Sekretaris Jenderal AMAN dalam pemaparan materinya menyinggung persoalan-persoalan masyarakat adat secara umum dan juga persoalan masyarakat adat yang kita hadapi khususnya karena ketiadaan Undang-Undang Masyarakat Adat dan Perda yang belum maksimal di Maluku. “Jadi kalau dilihat dari situasi di Maluku saat ini, Maluku ini kan sebagian besar itu lautan dan pulau-pulau kecil. Hanya ada empat yang dianggap pulau besar di Maluku dan selebihnya itu pulau-pulau kecil. Yang kalau kita lihat, Maluku ini berada dalam ekosistem yang namanya disebut sebagai Wallacea, yang fungsi ekologinya itu tinggi sekali. Bukan hanya untuk Maluku saja, bukan hanya untuk Indonesia saja, tapi justru seluruh dunia”. kata Sekjend AMAN .

Rukka Sombolinggi (Sekjend AMAN) mengatakan , “Masyarakat adat saat ini disebut sebagai penjaga alam terbaik, karena seluruh ekosistem terbaik yang ada saat ini di dunia itu dijaga oleh masyarakat adat. Akan tetapi karena Maluku ini adalah pulau-pulau kecil, selain penjaga bumi terbaik yang masih tersisa saat ini, pulau-pulau kecil di Maluku itu juga pada saat yang sama rentan terhadap bencana-bencana yang terkait dengan perubahan iklim. Jadi naik permukaan laut sedikit saja itu ancamannya terhadap pulau kecil itu tinggi sekali”.

Aktivitas Pertambangan Galian C berlokasi di Ohoi (Desa) Nerong dan Ohoi Mataholat yang dilakukan PT Batulicin Beton Asphalt (BBA) sejak 2024. Nah, belum secara legal, formal, izinnya itu adalah izin eksplorasi, tetapi realitas di lapangan adalah sudah 9 bulan ini tanah vegetasinya itu dikupas, tanahnya dan karang-karangnya diambil. “Dan menurut informasi dari lapangan, dari teman-teman yang ada, katanya itu adalah bahan bangunan untuk dibawa ke pembangunan Proyek Strategis Nasional di Papua Selatan, jadi ada persoalan besar yang muncul selain persoalan PSN itu sudah disebutkan sebagai merusak di Papua, masyarakat adat di Papua, khususnya orang Marin, tapi juga ternyata dampaknya juga sekarang ini di Kepulauan Kei. Dengan Kepulauan Kei Besar itu diambil tanahnya dan dibawa ke Merauke, jadi bahan untuk membuat jalan dan dermaga”. tangkas Rukka .

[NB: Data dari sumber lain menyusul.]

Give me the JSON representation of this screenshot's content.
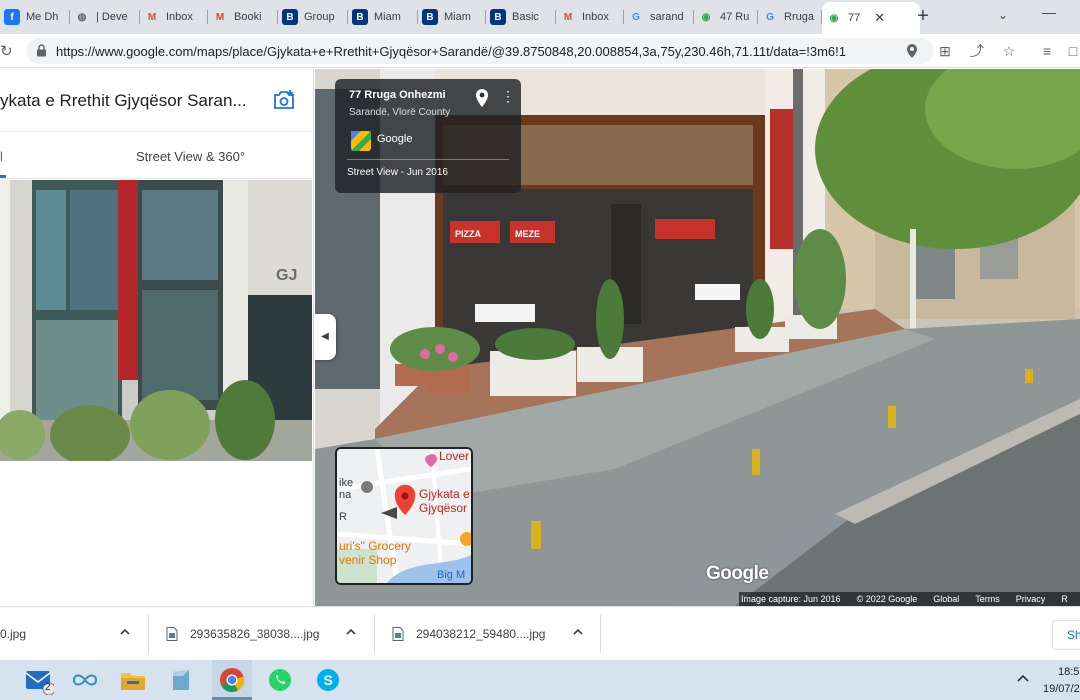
{
  "browser": {
    "tabs": [
      {
        "title": "Me Dh",
        "icon": "facebook-icon",
        "color": "#1877f2"
      },
      {
        "title": "| Deve",
        "icon": "globe-icon",
        "color": "#5f6368"
      },
      {
        "title": "Inbox",
        "icon": "gmail-icon",
        "color": "#ea4335"
      },
      {
        "title": "Booki",
        "icon": "gmail-icon",
        "color": "#ea4335"
      },
      {
        "title": "Group",
        "icon": "booking-icon",
        "color": "#003580"
      },
      {
        "title": "Miam",
        "icon": "booking-icon",
        "color": "#003580"
      },
      {
        "title": "Miam",
        "icon": "booking-icon",
        "color": "#003580"
      },
      {
        "title": "Basic",
        "icon": "booking-icon",
        "color": "#003580"
      },
      {
        "title": "Inbox",
        "icon": "gmail-icon",
        "color": "#ea4335"
      },
      {
        "title": "sarand",
        "icon": "google-icon",
        "color": "#4285f4"
      },
      {
        "title": "47 Ru",
        "icon": "maps-icon",
        "color": "#34a853"
      },
      {
        "title": "Rruga",
        "icon": "google-icon",
        "color": "#4285f4"
      },
      {
        "title": "77",
        "icon": "maps-icon",
        "color": "#34a853",
        "active": true
      }
    ],
    "url": "https://www.google.com/maps/place/Gjykata+e+Rrethit+Gjyqësor+Sarandë/@39.8750848,20.008854,3a,75y,230.46h,71.11t/data=!3m6!1"
  },
  "left_panel": {
    "place_title": "ykata e Rrethit Gjyqësor Saran...",
    "tab_all": "l",
    "tab_street_view": "Street View & 360°"
  },
  "street_view": {
    "address": "77 Rruga Onhezmi",
    "locality": "Sarandë, Vlorë County",
    "provider": "Google",
    "date": "Street View - Jun 2016",
    "watermark": "Google",
    "attribution": [
      "Image capture: Jun 2016",
      "© 2022 Google",
      "Global",
      "Terms",
      "Privacy",
      "R"
    ],
    "minimap": {
      "labels": [
        "Lover",
        "Gjykata e",
        "Gjyqësor",
        "ike",
        "na",
        "R",
        "uri's\" Grocery",
        "venir Shop",
        "Big M"
      ]
    },
    "storefront_signs": [
      "PIZZA",
      "MEZE"
    ]
  },
  "downloads": [
    {
      "name": "0.jpg"
    },
    {
      "name": "293635826_38038....jpg"
    },
    {
      "name": "294038212_59480....jpg"
    }
  ],
  "downloads_show_all": "Sh",
  "taskbar": {
    "mail_badge": "2",
    "clock_time": "18:5",
    "clock_date": "19/07/2"
  },
  "colors": {
    "accent": "#1a73e8",
    "tabbar_bg": "#dfe3e8",
    "taskbar_bg": "#d6e3ee",
    "map_pin": "#ea4335"
  }
}
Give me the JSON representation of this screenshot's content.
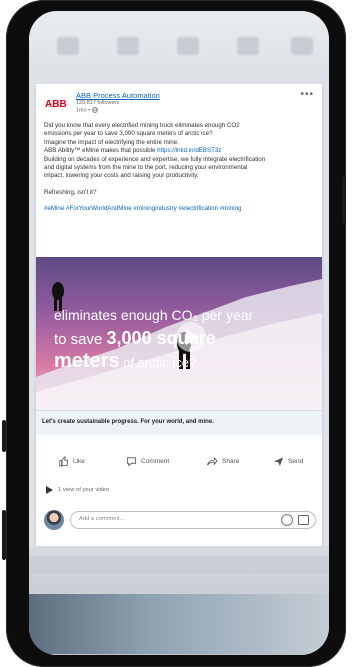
{
  "post": {
    "company_name": "ABB Process Automation",
    "logo_text": "ABB",
    "followers": "120,817 followers",
    "time": "1mo • ",
    "more_label": "•••",
    "body_line1": "Did you know that every electrified mining truck eliminates enough CO2",
    "body_line2": "emissions per year to save 3,000 square meters of arctic ice?",
    "body_line3": "Imagine the impact of electrifying the entire mine.",
    "body_line4_prefix": "ABB Ability™ eMine makes that possible ",
    "body_link": "https://lnkd.in/dEBST3z",
    "body_line5": "Building on decades of experience and expertise, we fully integrate electrification",
    "body_line6": "and digital systems from the mine to the port, reducing your environmental",
    "body_line7": "impact, lowering your costs and raising your productivity.",
    "body_line8": "Refreshing, isn't it?",
    "hashtags": "#eMine #ForYourWorldAndMine #miningindustry #electrification #mining"
  },
  "video": {
    "overlay_line1": "eliminates enough CO₂ per year",
    "overlay_line2_prefix": "to save ",
    "overlay_line2_emph": "3,000 square",
    "overlay_line3_emph": "meters",
    "overlay_line3_suffix": " of arctic ice?",
    "caption": "Let's create sustainable progress. For your world, and mine."
  },
  "actions": {
    "like": "Like",
    "comment": "Comment",
    "share": "Share",
    "send": "Send"
  },
  "stats": {
    "views": "1 view of your video"
  },
  "comment": {
    "placeholder": "Add a comment..."
  }
}
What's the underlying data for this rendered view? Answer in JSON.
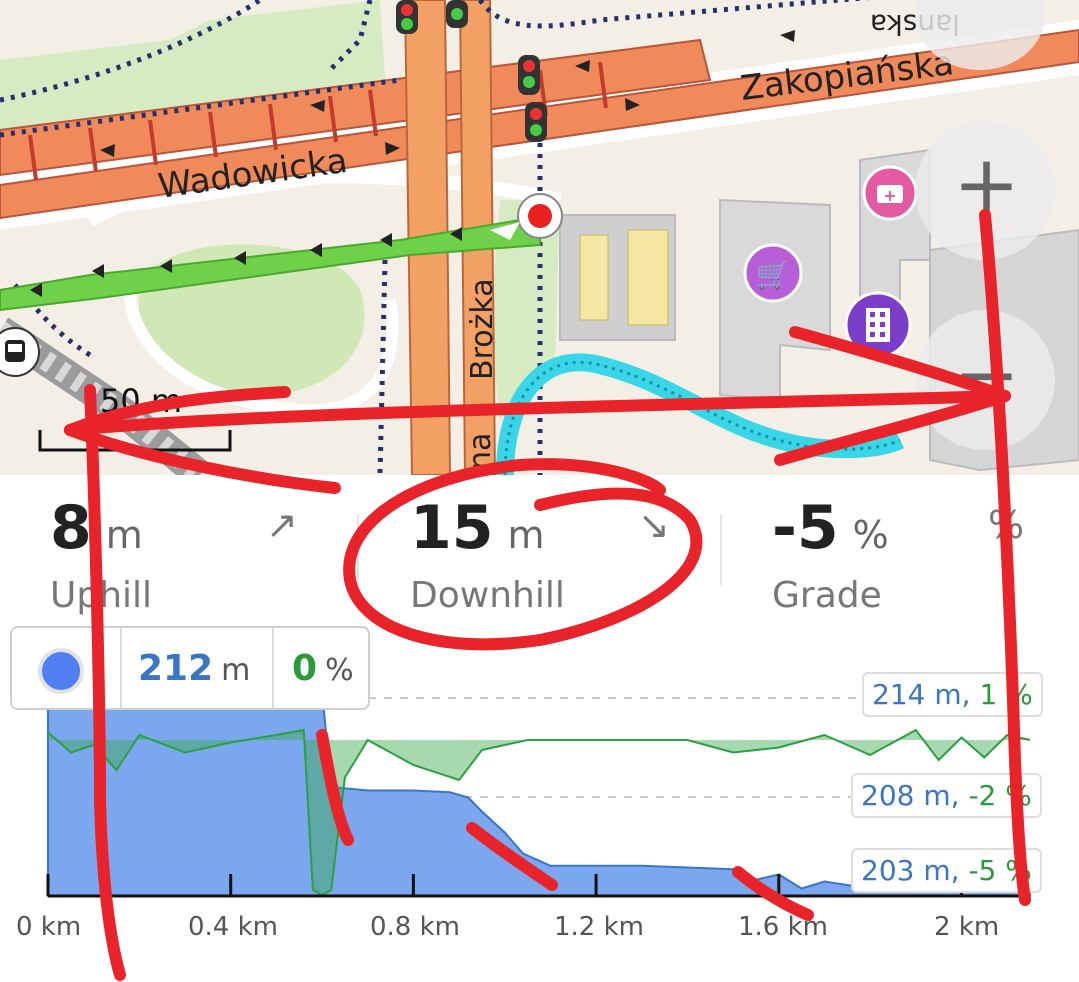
{
  "map": {
    "streets": {
      "zakopianska": "Zakopiańska",
      "wadowicka": "Wadowicka",
      "brozka": "Brożka",
      "partial_name": "na",
      "overflow_label": "lanska"
    },
    "scale_label": "50 m",
    "controls": {
      "zoom_in": "+",
      "zoom_out": "−"
    },
    "poi_icons": [
      "shopping-cart-icon",
      "pharmacy-icon",
      "office-building-icon",
      "bus-stop-icon",
      "traffic-light-icon"
    ],
    "colors": {
      "route": "#6fd14a",
      "primary_road": "#f08a5a",
      "secondary_road": "#f2a063",
      "cycleway": "#39d6e8",
      "background": "#f3efe6"
    }
  },
  "stats": [
    {
      "value": "8",
      "unit": "m",
      "label": "Uphill",
      "arrow": "↗"
    },
    {
      "value": "15",
      "unit": "m",
      "label": "Downhill",
      "arrow": "↘"
    },
    {
      "value": "-5",
      "unit": "%",
      "label": "Grade",
      "arrow": "%"
    }
  ],
  "current": {
    "elevation": "212",
    "elevation_unit": "m",
    "grade": "0",
    "grade_unit": "%",
    "accent": "#3a76c4",
    "grade_color": "#2a9a3a"
  },
  "chart_data": {
    "type": "area",
    "x_unit": "km",
    "x_ticks": [
      "0 km",
      "0.4 km",
      "0.8 km",
      "1.2 km",
      "1.6 km",
      "2 km"
    ],
    "xlim": [
      0,
      2.15
    ],
    "gridline_labels": [
      {
        "elevation": "214 m",
        "grade": "1 %"
      },
      {
        "elevation": "208 m",
        "grade": "-2 %"
      },
      {
        "elevation": "203 m",
        "grade": "-5 %"
      }
    ],
    "series": [
      {
        "name": "elevation",
        "unit": "m",
        "color": "#7aa7ee",
        "x": [
          0,
          0.05,
          0.12,
          0.2,
          0.28,
          0.35,
          0.45,
          0.55,
          0.6,
          0.62,
          0.7,
          0.8,
          0.88,
          0.92,
          0.95,
          1.0,
          1.04,
          1.1,
          1.2,
          1.3,
          1.4,
          1.5,
          1.55,
          1.6,
          1.65,
          1.7,
          1.8,
          1.9,
          2.0,
          2.05,
          2.15
        ],
        "values": [
          214,
          214.3,
          214.3,
          213.9,
          214.0,
          213.8,
          214.1,
          214.2,
          214.3,
          208.8,
          208.6,
          208.6,
          208.5,
          208.2,
          207.4,
          206.2,
          205.0,
          204.3,
          204.3,
          204.3,
          204.2,
          204.1,
          203.5,
          203.8,
          203.0,
          203.4,
          203.0,
          203.0,
          203.0,
          203.2,
          203.0
        ]
      },
      {
        "name": "grade",
        "unit": "%",
        "color": "#2aa040",
        "x": [
          0,
          0.05,
          0.1,
          0.15,
          0.2,
          0.3,
          0.4,
          0.5,
          0.56,
          0.58,
          0.6,
          0.62,
          0.65,
          0.7,
          0.8,
          0.9,
          0.95,
          1.0,
          1.05,
          1.2,
          1.4,
          1.5,
          1.6,
          1.7,
          1.8,
          1.9,
          1.95,
          2.0,
          2.05,
          2.1,
          2.15
        ],
        "values": [
          0.3,
          -0.5,
          -0.2,
          -1.2,
          0.2,
          -0.5,
          -0.1,
          0.2,
          0.4,
          -6.0,
          -6.2,
          -6.0,
          -1.5,
          0.0,
          -1.0,
          -1.6,
          -0.4,
          -0.2,
          0.0,
          0.0,
          0.0,
          -0.5,
          -0.3,
          0.2,
          -0.6,
          0.4,
          -0.8,
          0.1,
          -0.7,
          0.2,
          0.0
        ]
      }
    ]
  }
}
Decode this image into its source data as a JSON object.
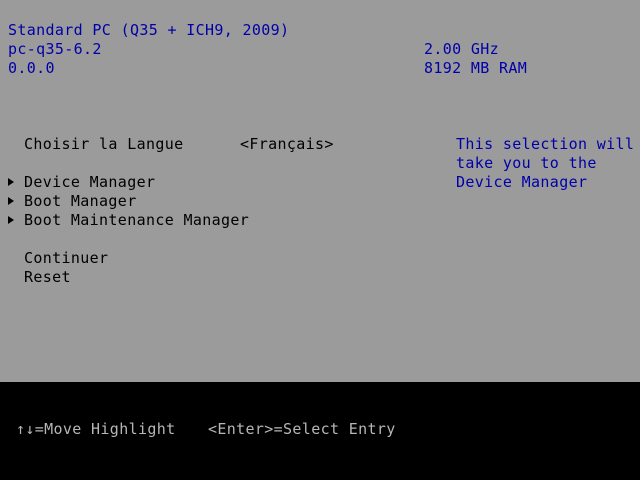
{
  "header": {
    "machine": "Standard PC (Q35 + ICH9, 2009)",
    "model": "pc-q35-6.2",
    "version": "0.0.0",
    "cpu_speed": "2.00 GHz",
    "memory": "8192 MB RAM"
  },
  "menu": {
    "language_label": "Choisir la Langue",
    "language_value": "<Français>",
    "items": [
      {
        "label": "Device Manager",
        "submenu": true
      },
      {
        "label": "Boot Manager",
        "submenu": true
      },
      {
        "label": "Boot Maintenance Manager",
        "submenu": true
      }
    ],
    "continue_label": "Continuer",
    "reset_label": "Reset"
  },
  "help": {
    "lines": [
      "This selection will",
      "take you to the",
      "Device Manager"
    ]
  },
  "footer": {
    "move_hint": "↑↓=Move Highlight",
    "select_hint": "<Enter>=Select Entry"
  },
  "colors": {
    "background": "#9b9b9b",
    "header_text": "#0000a8",
    "menu_text": "#000000",
    "footer_bg": "#000000",
    "footer_text": "#b6b6b6"
  }
}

“ Nah, kalau kita lihat izinnya itu katanya 5 tahun dijanjikan kepada masyarakat di awal, tetapi ketika ditandatangannya itu di kertas ternyata berubah menjadi 15 tahun. Nah, ini adalah ancaman yang serius terhadap Kepulauan Kei secara luas dan juga kepada meluku pada umumnya. Kenapa? Karena Kepulauan Kei Besar itu kan dia seperti perisai buat Kepulauan Kei kecil, dan kalau itu rusak artinya perisainya Kepulauan Kei kecil itu sudah tidak ada. Juga melihat ukuran itu tidak bisa kita bandingkan, mungkin kalau kita bilang 20 hektar saja atau 70 hektar saja, mungkin kalau untuk di Pulau Besar seperti Sulawesi, Kalimantan, Papua,  Pulau Jawa, di Sumatera itu dianggap sedikit saja.” ujar Sekjend AMAN.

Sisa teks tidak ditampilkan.